In the first ConservativeHome Q&A, Ann Widdecombe answers the questions you raised. Next Friday we'll publish Ed Vaizey MP's answers to your questions.
Gerard McGuigan: You are possibly one of the Party's few gems, will you ever return to frontline politics?
It is not for me to decide whether I will ever return to front line politics. Such positions are by invitation only! However it is generally known, if this Parliament is a normal length, I expect to retire at the end of it and therefore it is unlikely that any invitation would be forthcoming.
Derek: I would like to know whether she still believes that we should have a "no tolerance" policy on drugs, including cannabis. How would she tackle the growing problem of drugs today?
Yes, I believe more than ever that we should have a ‘no tolerance’ policy on drugs including cannabis. I saw Giuliani’s project in New York and was much impressed by it. Clearly the drugs menace will continue to grow unless we tackle it in a serious and determined way.
DavidB: I would like to ask if it is true she is standing down at the next election, and why? Also what she plans to do afterwards, and what she thinks the party's future will be.
Yes it is true that I intend to retire at the next General Election. By that time I will have served Maidstone for 22 years and the time has come to hand over to a new generation with good will. I expect to spend the next few years after retirement writing books and walking dogs on Dartmoor! Meanwhile I fully expect the Conservative Party to be back in Government.
Malcolm: I am interested in her impression of the Conservative backbenchers view of the Iraq conflict and whether it has changed at all in recent months. I am also interested to know whether Cameron consults his backbenchers or does he simply expect them to follow him.
I think there has been a great deal of unease about the Iraq conflict amongst Conservatives but on the whole those who believed it right to go to war still believe it and those who believed it was wrong to go to war still believe it.
Yes, David Cameron does consult backbenchers.
Annabel Herriott: Would you stay on and stand for Speaker? I think you would have the class control of Betty B. thats for sure!
I am very flattered that anybody would suggest I might make a good Speaker! However it is not a role that I can see myself fulfilling.
a-tracy: What memory does she cherish the most of her time in parliament, and what would she least like to remember?
I think the strongest memory that I shall carry away with me into
retirement is that of getting one of my constituents out of jail in
Morocco (by which I mean I got him released not that I sprang him!). By
the time his wife came to see me he had been convicted, sentenced and
was facing 9 years in a Moroccan jail for a crime not even the
Moroccans really believed he committed. It all seemed a completely
hopeless case but by going out to Rabat and badgering various Moroccan
Ministers I was able to secure his release and this made a tidal wave
of difference to his family. Probably the event I would least like to
remember, but almost certainly will, is being stabbed in the back by
certain colleagues after my zero tolerance on drugs speech at the Party
Conference in 2000.
johnC: I would
be interested in how she thinks it is possible to be a committed
Christian in politics when the expression of orthodox opinions (e.g.
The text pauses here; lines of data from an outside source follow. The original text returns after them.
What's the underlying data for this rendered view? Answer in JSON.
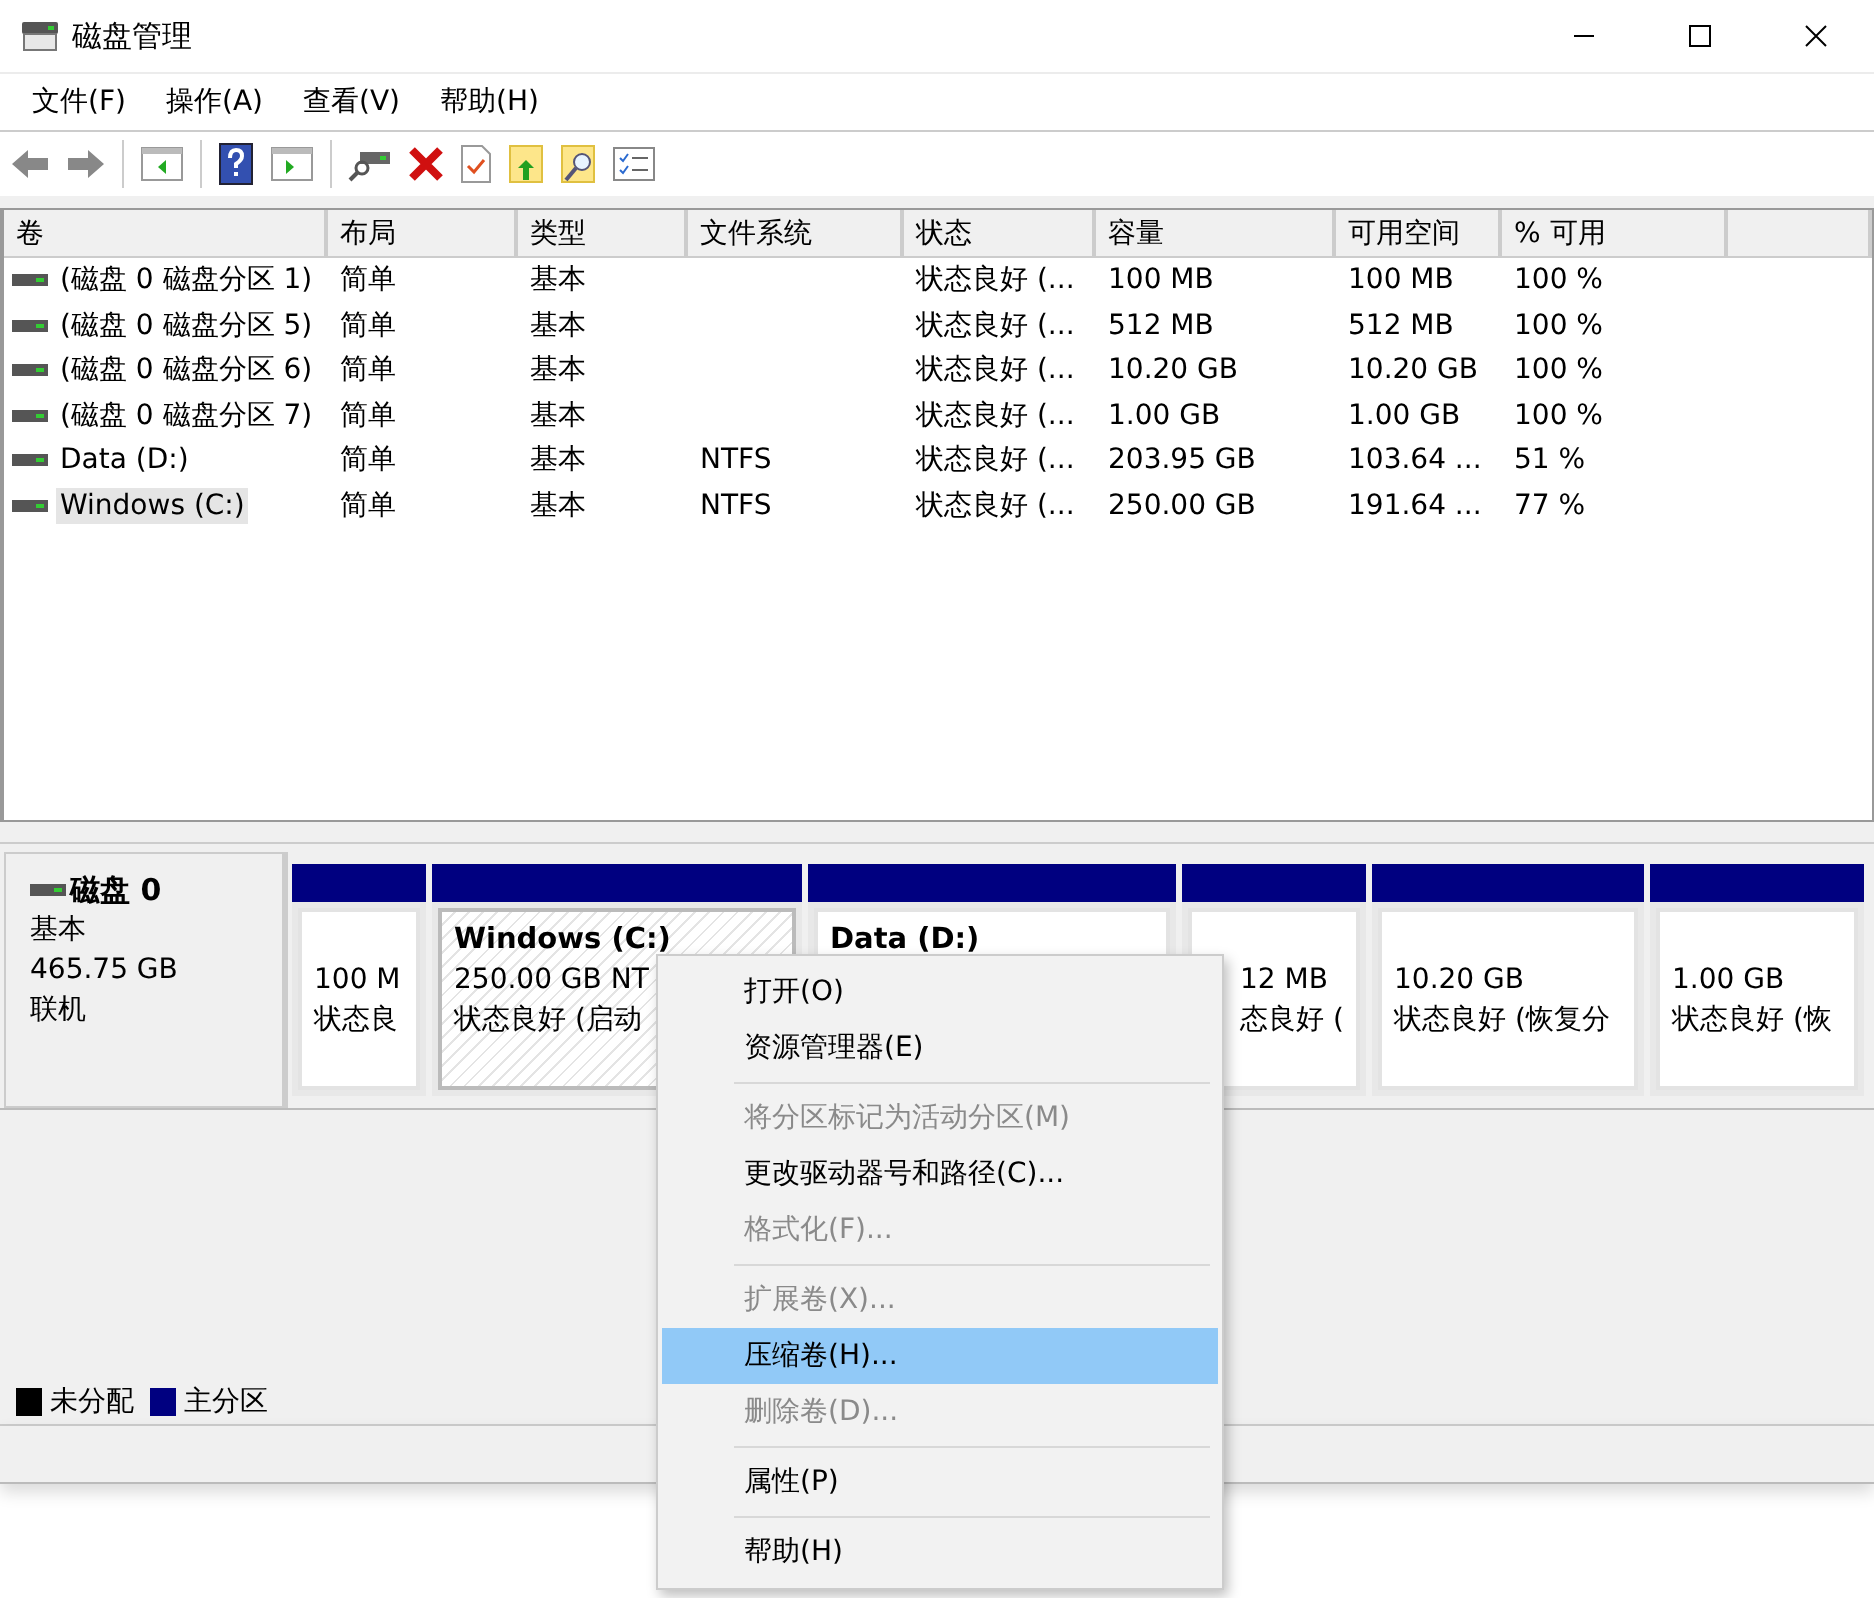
{
  "window": {
    "title": "磁盘管理"
  },
  "menu_bar": [
    "文件(F)",
    "操作(A)",
    "查看(V)",
    "帮助(H)"
  ],
  "volumes": {
    "columns": [
      "卷",
      "布局",
      "类型",
      "文件系统",
      "状态",
      "容量",
      "可用空间",
      "% 可用"
    ],
    "rows": [
      {
        "cells": [
          "(磁盘 0 磁盘分区 1)",
          "简单",
          "基本",
          "",
          "状态良好 (...",
          "100 MB",
          "100 MB",
          "100 %"
        ],
        "selected": false
      },
      {
        "cells": [
          "(磁盘 0 磁盘分区 5)",
          "简单",
          "基本",
          "",
          "状态良好 (...",
          "512 MB",
          "512 MB",
          "100 %"
        ],
        "selected": false
      },
      {
        "cells": [
          "(磁盘 0 磁盘分区 6)",
          "简单",
          "基本",
          "",
          "状态良好 (...",
          "10.20 GB",
          "10.20 GB",
          "100 %"
        ],
        "selected": false
      },
      {
        "cells": [
          "(磁盘 0 磁盘分区 7)",
          "简单",
          "基本",
          "",
          "状态良好 (...",
          "1.00 GB",
          "1.00 GB",
          "100 %"
        ],
        "selected": false
      },
      {
        "cells": [
          "Data (D:)",
          "简单",
          "基本",
          "NTFS",
          "状态良好 (...",
          "203.95 GB",
          "103.64 ...",
          "51 %"
        ],
        "selected": false
      },
      {
        "cells": [
          "Windows (C:)",
          "简单",
          "基本",
          "NTFS",
          "状态良好 (...",
          "250.00 GB",
          "191.64 ...",
          "77 %"
        ],
        "selected": true
      }
    ]
  },
  "disk": {
    "name": "磁盘 0",
    "type": "基本",
    "size": "465.75 GB",
    "status": "联机",
    "partitions": [
      {
        "lines": [
          "100 M",
          "状态良"
        ],
        "selected": false
      },
      {
        "title": "Windows  (C:)",
        "lines": [
          "250.00 GB NT",
          "状态良好 (启动"
        ],
        "selected": true
      },
      {
        "title": "Data  (D:)",
        "selected": false
      },
      {
        "lines": [
          "12 MB",
          "态良好 ("
        ],
        "selected": false
      },
      {
        "lines": [
          "10.20 GB",
          "状态良好 (恢复分"
        ],
        "selected": false
      },
      {
        "lines": [
          "1.00 GB",
          "状态良好 (恢"
        ],
        "selected": false
      }
    ]
  },
  "legend": [
    {
      "label": "未分配",
      "color": "#000000"
    },
    {
      "label": "主分区",
      "color": "#000080"
    }
  ],
  "context_menu": [
    {
      "kind": "item",
      "label": "打开(O)",
      "disabled": false,
      "selected": false
    },
    {
      "kind": "item",
      "label": "资源管理器(E)",
      "disabled": false,
      "selected": false
    },
    {
      "kind": "separator"
    },
    {
      "kind": "item",
      "label": "将分区标记为活动分区(M)",
      "disabled": true,
      "selected": false
    },
    {
      "kind": "item",
      "label": "更改驱动器号和路径(C)...",
      "disabled": false,
      "selected": false
    },
    {
      "kind": "item",
      "label": "格式化(F)...",
      "disabled": true,
      "selected": false
    },
    {
      "kind": "separator"
    },
    {
      "kind": "item",
      "label": "扩展卷(X)...",
      "disabled": true,
      "selected": false
    },
    {
      "kind": "item",
      "label": "压缩卷(H)...",
      "disabled": false,
      "selected": true
    },
    {
      "kind": "item",
      "label": "删除卷(D)...",
      "disabled": true,
      "selected": false
    },
    {
      "kind": "separator"
    },
    {
      "kind": "item",
      "label": "属性(P)",
      "disabled": false,
      "selected": false
    },
    {
      "kind": "separator"
    },
    {
      "kind": "item",
      "label": "帮助(H)",
      "disabled": false,
      "selected": false
    }
  ]
}
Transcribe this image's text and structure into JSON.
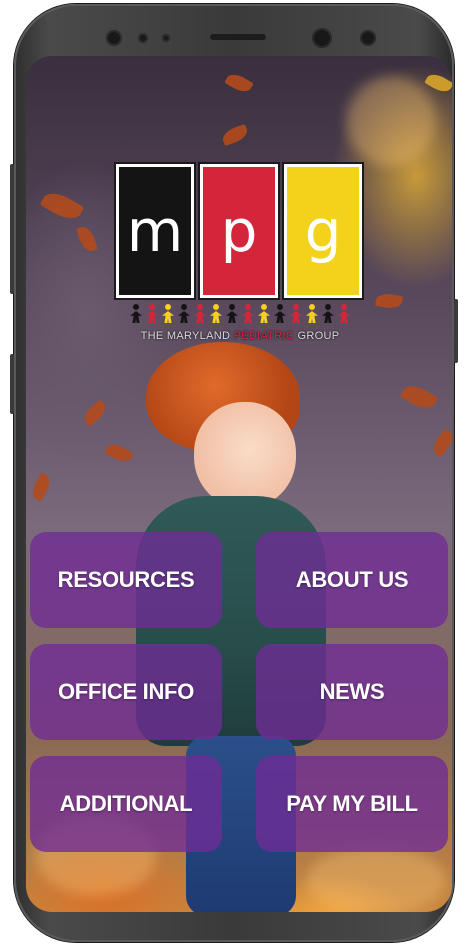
{
  "logo": {
    "letters": [
      "m",
      "p",
      "g"
    ],
    "caption_before": "THE MARYLAND ",
    "caption_highlight": "PEDIATRIC",
    "caption_after": " GROUP",
    "colors": {
      "black": "#141414",
      "red": "#d3263a",
      "yellow": "#f3d21b"
    }
  },
  "menu": {
    "resources": "RESOURCES",
    "about_us": "ABOUT US",
    "office_info": "OFFICE INFO",
    "news": "NEWS",
    "additional": "ADDITIONAL",
    "pay_my_bill": "PAY MY BILL"
  },
  "theme": {
    "button_color": "#6f2c96",
    "button_text": "#ffffff"
  },
  "icons": {
    "front_camera": "camera-icon",
    "sensor": "sensor-icon"
  }
}
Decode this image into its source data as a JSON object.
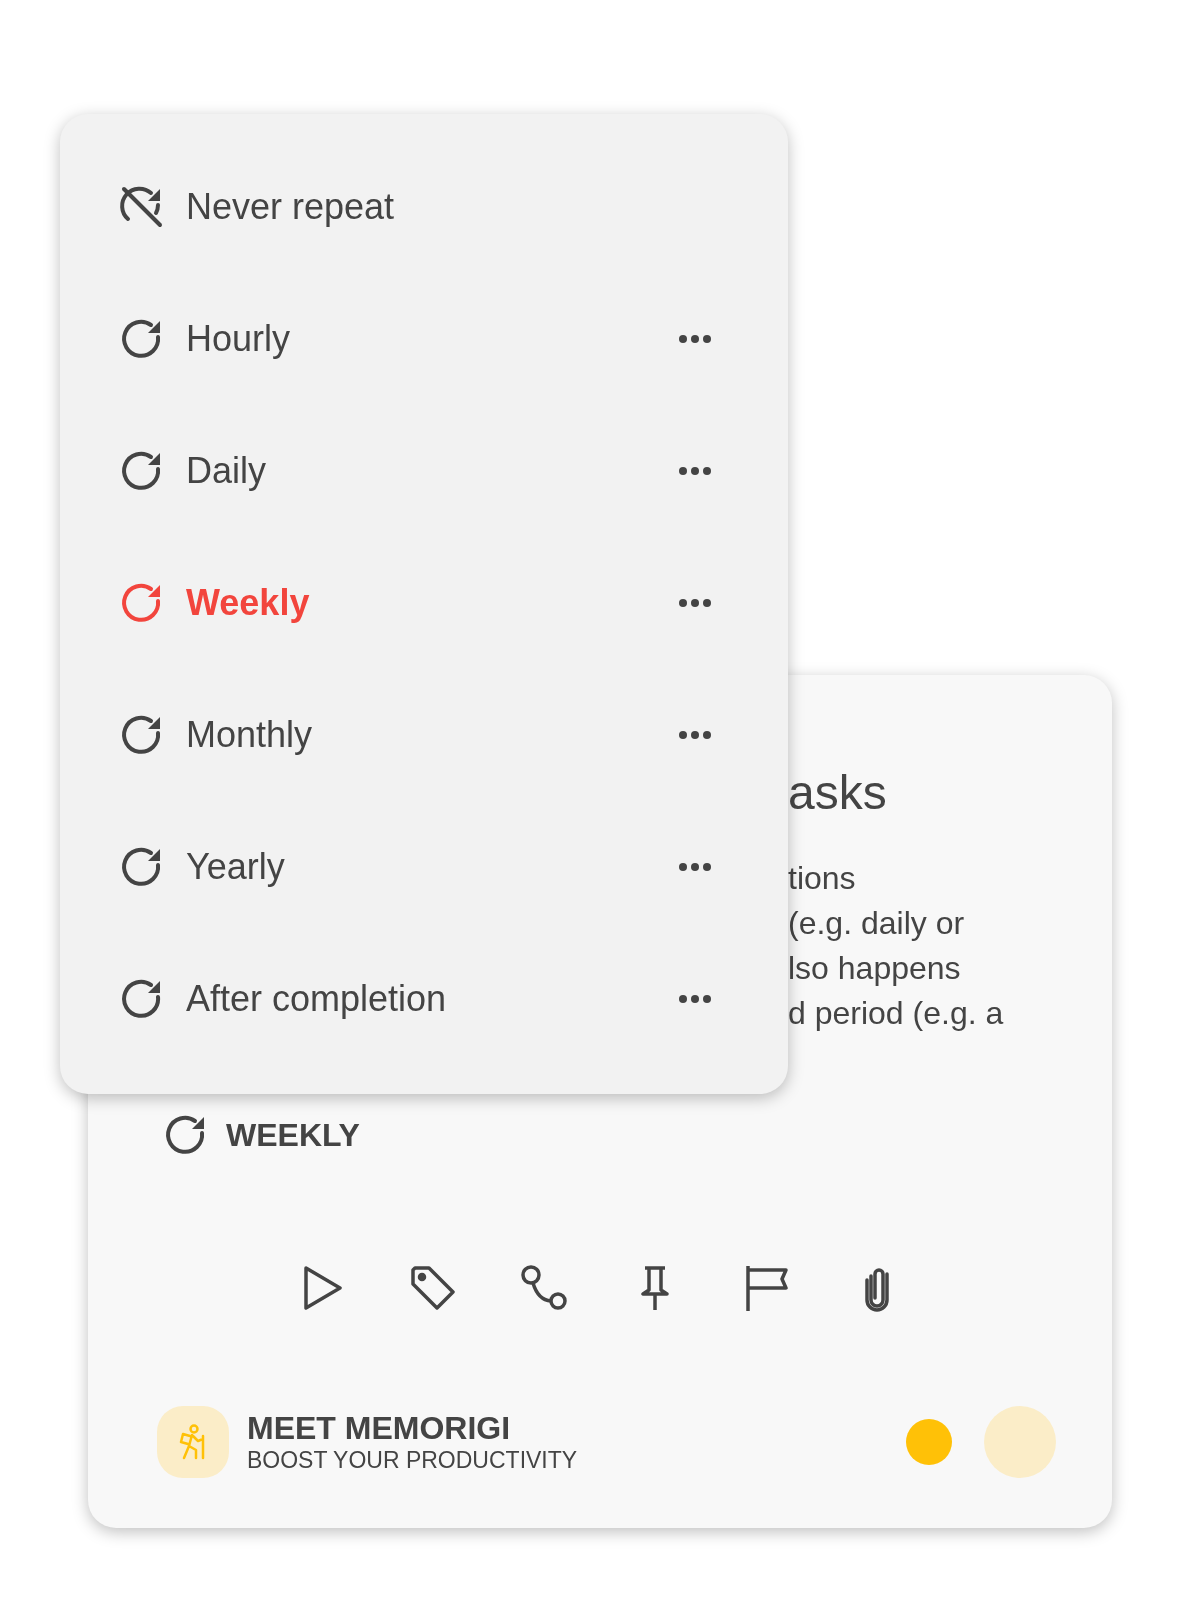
{
  "repeat_menu": {
    "items": [
      {
        "label": "Never repeat",
        "kind": "never",
        "selected": false,
        "more": false
      },
      {
        "label": "Hourly",
        "kind": "repeat",
        "selected": false,
        "more": true
      },
      {
        "label": "Daily",
        "kind": "repeat",
        "selected": false,
        "more": true
      },
      {
        "label": "Weekly",
        "kind": "repeat",
        "selected": true,
        "more": true
      },
      {
        "label": "Monthly",
        "kind": "repeat",
        "selected": false,
        "more": true
      },
      {
        "label": "Yearly",
        "kind": "repeat",
        "selected": false,
        "more": true
      },
      {
        "label": "After completion",
        "kind": "repeat",
        "selected": false,
        "more": true
      }
    ]
  },
  "task_card": {
    "title": "asks",
    "description_lines": [
      "tions",
      "(e.g. daily or",
      "lso happens",
      "d period (e.g. a"
    ],
    "repeat_label": "WEEKLY",
    "promo": {
      "title": "MEET MEMORIGI",
      "subtitle": "BOOST YOUR PRODUCTIVITY"
    }
  }
}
'homosexual practice is sinful') is now regarded as a bar to public
office.
I, and indeed other colleagues, continue to
speak out in defence of the traditional family and of Christian values
in general. It should not be a bar to public office that one expresses
such views. I am delighted to find that there are those among the new
intake who share them.
Ted: If she could only change one, which of the 'Built to Last statements' would she change and why?
I wish we would stop endlessly talking about “change”. Change implies a fundamental alteration of character. Of course we need to adapt to give our policies fresh applications but we should never forget that we comprehensively won the political agenda in the second half of the last century and that Blair could never have got elected without conceding that we were right on so much and adopting those policies himself. The greatest compliment that can be paid to a political party is when its opponents adopt its views.
Anonymous: Hunts seem to be continuing despite the passage of the Hunting with Dogs Bill. Do you think that a new law is needed to really deliver an end to foxhunting?
I am content to wait while the animal welfare organisations assemble sufficient evidence for some successful prosecutions and to see what effect that has before moving towards fresh legislation on hunting.
Editor: Do you support the sale of arms to governments that abuse their own citizens?
I believe that every country has the right to defend itself and therefore to purchase arms for that purpose. Of course it is never possible absolutely to guarantee when selling arms that they won’t subsequently be used for internal repression rather than external defence, but it can never be justifiable to sell arms in the full knowledge that the governments concerned will use them against their own citizens.